Neighbors say it was more than 14 days ago that they noticed the kitten was stuck in a cold, wet feline version of Alcatraz. It endured two big rainstorms by cowering in a small space under a pipe where the water didn’t rise.
It wasn’t until around 6:30 p.m. Thursday that volunteers from Homeless Animals Response Program used a tuna-soaked towel to lure the young cat into a trap, said HARP volunteer Ray Zeeb. It is now safe and resting at Zeeb’s home.
“It was a Christmas miracle,” area resident Arlen Dumin said of the rescue operation that flooded Worthington Court with the cars of nearly one dozen volunteers and an Antioch police vehicle. “You should have seen it. It was amazing.”
The cat was shaken after the rescue, but has since perked up, and her rescuers say she’s energetic, affectionate and very hungry. They have appropriately named her Stormy, but on Friday they learned she was not microchipped, HARP volunteer Susan Smith said.
Anyone who claims to be Stormy’s rightful owner will have to show a photo of her, and Stormy will be available for adoption if she isn’t claimed within 30 days. In the meantime, she will undergo a routine physical to ensure she wasn’t harmed by the ordeal.
The rescue was a group effort between animal-loving volunteers and area residents, and most of the people involved caught word of the trapped cat through social media. The cul-de-sac resembled a “drive-in movie theater” because of all the cars lined up with people who sought to help the cat, Zeeb said.
After the cat was trapped, two unidentified Samaritans helped open the 300-pound grate before city workers arrived to do so. Antioch Police were on the scene to ensure the safety of the volunteers and city workers arrived later to verify that the grate was properly replaced, Zeeb said.
“This was not a HARP rescue — this was one of the most beautiful things I’ve ever seen,” he said. “Everybody was just so concerned — it was unbelievable.”

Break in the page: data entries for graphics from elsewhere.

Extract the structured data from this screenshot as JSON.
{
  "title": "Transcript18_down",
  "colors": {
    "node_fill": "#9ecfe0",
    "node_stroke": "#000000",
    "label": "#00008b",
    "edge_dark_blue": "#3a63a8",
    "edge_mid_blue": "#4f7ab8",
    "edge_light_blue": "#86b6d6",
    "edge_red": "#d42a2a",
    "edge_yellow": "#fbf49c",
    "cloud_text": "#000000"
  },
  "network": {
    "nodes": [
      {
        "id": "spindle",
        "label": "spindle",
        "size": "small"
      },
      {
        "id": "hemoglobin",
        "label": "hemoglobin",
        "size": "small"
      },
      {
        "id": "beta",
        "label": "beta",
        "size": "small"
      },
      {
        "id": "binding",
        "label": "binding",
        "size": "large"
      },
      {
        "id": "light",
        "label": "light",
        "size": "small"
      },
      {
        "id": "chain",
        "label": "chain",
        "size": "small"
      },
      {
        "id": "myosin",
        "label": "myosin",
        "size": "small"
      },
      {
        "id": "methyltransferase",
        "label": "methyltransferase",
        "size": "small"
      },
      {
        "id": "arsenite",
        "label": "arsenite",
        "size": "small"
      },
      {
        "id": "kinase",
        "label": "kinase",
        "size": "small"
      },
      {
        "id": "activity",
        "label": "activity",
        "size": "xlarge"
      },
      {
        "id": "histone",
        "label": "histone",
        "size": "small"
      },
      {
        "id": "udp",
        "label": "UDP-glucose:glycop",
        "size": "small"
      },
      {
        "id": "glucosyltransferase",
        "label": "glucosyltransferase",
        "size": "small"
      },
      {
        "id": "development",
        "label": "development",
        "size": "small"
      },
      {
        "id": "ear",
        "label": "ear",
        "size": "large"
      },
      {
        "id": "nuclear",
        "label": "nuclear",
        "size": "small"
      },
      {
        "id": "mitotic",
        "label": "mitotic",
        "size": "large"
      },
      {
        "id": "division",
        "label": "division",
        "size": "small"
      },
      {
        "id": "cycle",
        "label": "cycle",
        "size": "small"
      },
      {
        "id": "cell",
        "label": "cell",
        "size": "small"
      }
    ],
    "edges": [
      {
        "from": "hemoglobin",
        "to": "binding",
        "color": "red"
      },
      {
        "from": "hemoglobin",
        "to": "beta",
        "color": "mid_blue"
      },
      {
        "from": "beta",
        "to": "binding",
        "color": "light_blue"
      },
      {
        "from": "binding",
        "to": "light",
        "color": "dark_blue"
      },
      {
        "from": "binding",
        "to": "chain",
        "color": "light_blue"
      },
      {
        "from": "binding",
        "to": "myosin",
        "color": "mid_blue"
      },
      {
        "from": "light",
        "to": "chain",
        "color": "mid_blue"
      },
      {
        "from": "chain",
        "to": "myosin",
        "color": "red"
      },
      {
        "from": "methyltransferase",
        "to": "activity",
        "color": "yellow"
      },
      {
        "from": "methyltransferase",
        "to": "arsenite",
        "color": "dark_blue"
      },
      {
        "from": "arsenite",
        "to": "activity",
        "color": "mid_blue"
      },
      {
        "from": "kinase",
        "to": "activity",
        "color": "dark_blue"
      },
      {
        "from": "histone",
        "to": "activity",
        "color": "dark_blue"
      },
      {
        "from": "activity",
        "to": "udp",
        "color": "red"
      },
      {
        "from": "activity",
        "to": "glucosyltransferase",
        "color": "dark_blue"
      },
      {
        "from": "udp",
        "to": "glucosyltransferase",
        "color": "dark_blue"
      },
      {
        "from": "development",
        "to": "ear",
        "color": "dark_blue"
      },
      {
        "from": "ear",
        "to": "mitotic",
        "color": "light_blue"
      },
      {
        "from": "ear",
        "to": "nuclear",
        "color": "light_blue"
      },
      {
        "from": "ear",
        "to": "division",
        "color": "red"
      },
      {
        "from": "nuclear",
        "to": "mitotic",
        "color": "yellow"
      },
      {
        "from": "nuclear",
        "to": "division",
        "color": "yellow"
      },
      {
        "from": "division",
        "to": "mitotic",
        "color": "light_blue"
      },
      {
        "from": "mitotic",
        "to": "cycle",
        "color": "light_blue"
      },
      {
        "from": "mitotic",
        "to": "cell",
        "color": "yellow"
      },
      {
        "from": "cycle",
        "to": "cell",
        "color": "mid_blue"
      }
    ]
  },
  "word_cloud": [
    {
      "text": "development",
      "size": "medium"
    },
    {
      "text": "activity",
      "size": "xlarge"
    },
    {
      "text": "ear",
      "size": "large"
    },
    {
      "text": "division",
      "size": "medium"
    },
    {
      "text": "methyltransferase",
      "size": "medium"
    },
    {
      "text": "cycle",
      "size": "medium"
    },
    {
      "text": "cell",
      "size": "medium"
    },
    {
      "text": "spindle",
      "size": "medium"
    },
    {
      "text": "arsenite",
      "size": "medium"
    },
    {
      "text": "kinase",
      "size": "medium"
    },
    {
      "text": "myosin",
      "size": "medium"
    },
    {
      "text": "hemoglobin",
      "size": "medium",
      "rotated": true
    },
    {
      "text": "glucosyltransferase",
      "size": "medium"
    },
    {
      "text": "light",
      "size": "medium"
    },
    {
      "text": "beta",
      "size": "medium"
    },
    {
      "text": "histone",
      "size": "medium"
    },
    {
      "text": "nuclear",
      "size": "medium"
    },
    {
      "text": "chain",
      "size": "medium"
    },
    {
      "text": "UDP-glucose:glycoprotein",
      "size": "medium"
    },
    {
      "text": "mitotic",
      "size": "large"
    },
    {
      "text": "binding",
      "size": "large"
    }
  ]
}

Neighbors had tried various ways to save it, as had staff from animal services, the city’s public works department, and even the local water agency, but all initial attempts failed. In the meantime, the cat remained trapped below, mewing pleas for assistance that could be heard more than a block away. As days passed, area residents and animal control officials grew concerned that it was just a matter of time before the raccoons that traverse the city’s entire sewer system stumbled upon the poor, little feline.
“It’s been the talk of my granddaughter’s elementary school,” resident Ed Dumin said. “She comes home and says, ‘Papa, the cat! What are we going to do?’”
Animal Services Supervisor Monika Helgemo said Thursday she was confident that the story would have a happy ending. She recounted a time a few years ago when she was able to save a kitten from a city sewer and ended up adopting it as her own pet.
“Everybody says, ‘The cat got itself stuck, it should be able to get itself out,’ and that’s not always the case,” Helgemo said.